By now she was 14 years and eleven months, exactly 1 month shy of 15 years. She was a little wobbly walking sometimes but still very loving. Two days ago she started not feeling well. By this morning she was very weak and could not stand up, even with help. It took me a good while, but I finally got her into the car, on the way to the vet. She never moved. At the vet, they carried her in and laid her on the floor. The vet examined her and said that she was just worn out. According to him, the kindest thing to do was to put her to sleep. I would have gladly given her half my time on earth so that we could stay together, or died in her place. I have made that decision once before with my collie. It got no easier the second time.
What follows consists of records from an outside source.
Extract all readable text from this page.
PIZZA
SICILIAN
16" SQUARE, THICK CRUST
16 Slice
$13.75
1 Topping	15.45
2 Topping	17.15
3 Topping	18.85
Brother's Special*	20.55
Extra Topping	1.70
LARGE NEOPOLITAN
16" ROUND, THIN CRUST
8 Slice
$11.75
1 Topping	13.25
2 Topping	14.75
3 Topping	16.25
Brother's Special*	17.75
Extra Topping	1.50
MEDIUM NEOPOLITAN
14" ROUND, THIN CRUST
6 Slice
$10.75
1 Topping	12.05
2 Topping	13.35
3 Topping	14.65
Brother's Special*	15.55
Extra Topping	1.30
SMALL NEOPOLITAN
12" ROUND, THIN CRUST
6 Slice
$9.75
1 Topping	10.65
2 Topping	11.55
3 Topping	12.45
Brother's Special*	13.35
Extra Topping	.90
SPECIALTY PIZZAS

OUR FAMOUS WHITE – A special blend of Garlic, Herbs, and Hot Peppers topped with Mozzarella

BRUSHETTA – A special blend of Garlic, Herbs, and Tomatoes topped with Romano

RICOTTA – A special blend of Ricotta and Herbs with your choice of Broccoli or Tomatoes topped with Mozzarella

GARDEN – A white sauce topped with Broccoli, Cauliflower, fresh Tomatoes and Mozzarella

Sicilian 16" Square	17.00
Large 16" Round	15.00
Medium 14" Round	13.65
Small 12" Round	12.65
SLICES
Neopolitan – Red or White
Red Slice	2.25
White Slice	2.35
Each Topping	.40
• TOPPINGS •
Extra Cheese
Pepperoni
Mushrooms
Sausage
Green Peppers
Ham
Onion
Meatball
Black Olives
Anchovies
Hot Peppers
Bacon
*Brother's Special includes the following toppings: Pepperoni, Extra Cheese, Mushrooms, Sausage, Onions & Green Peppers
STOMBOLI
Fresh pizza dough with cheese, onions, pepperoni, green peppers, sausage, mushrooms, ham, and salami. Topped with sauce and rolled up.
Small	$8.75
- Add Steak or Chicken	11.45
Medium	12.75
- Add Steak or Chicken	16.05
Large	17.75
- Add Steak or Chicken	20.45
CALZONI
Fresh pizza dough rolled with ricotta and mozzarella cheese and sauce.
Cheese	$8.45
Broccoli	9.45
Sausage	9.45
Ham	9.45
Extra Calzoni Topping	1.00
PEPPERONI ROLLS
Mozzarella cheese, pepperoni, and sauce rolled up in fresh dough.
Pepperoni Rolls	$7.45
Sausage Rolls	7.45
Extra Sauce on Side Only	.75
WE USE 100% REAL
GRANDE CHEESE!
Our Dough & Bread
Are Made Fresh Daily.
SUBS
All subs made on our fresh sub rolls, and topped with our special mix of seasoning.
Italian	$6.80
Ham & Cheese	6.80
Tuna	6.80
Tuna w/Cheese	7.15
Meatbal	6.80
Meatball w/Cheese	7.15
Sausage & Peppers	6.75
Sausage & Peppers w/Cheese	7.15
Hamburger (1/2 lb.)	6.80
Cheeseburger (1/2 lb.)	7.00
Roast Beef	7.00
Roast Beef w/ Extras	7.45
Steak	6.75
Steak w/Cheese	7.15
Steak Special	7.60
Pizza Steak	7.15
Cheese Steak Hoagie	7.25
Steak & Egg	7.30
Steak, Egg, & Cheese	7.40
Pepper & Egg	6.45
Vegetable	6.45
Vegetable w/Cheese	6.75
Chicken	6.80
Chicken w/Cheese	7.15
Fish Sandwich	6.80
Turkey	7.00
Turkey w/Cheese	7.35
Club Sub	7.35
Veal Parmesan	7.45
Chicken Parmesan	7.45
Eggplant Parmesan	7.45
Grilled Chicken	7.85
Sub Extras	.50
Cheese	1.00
I lay on the floor holding her. She could barely raise her head. Still those beautiful little eyes looked up at me with love and trust. And I betrayed her. I did not know what else to do. She was suffering and would never get better. And I betrayed her.

I held her as they gave her the first shot, the sedative. I held her, talking to her, tickling her chest and belly just the way she liked for me to do. They had to give her a second sedative shot. She was becoming groggy as she licked mt hand the for the last time. She was finally tranquilized and out. At this time they said it was time for the last shot. I am 63 years old and yet I was crying as a child. They inserted the needle. As they pushed in the plunger, I thought my heart would burst. She took her last breath. Her little body was limp. My little 40 pounds of love and trust were no more.

My stepbrother helped me bury her. The vet offered to “dispose” of the body. I brought her home.

Her name is Becky. She died July 20, 2012. Her birthday was August 20. She would have been 15 years old. In Her lifetime, we were apart 4 nights. Once when she was spayed and stayed overnight at the vet. The other 3 nights were when I was in the hospital. Each of those nights, she had a babysitter. This is the first night in over 14 years that she is not here with me. I miss her so much that it is tearing my heart out.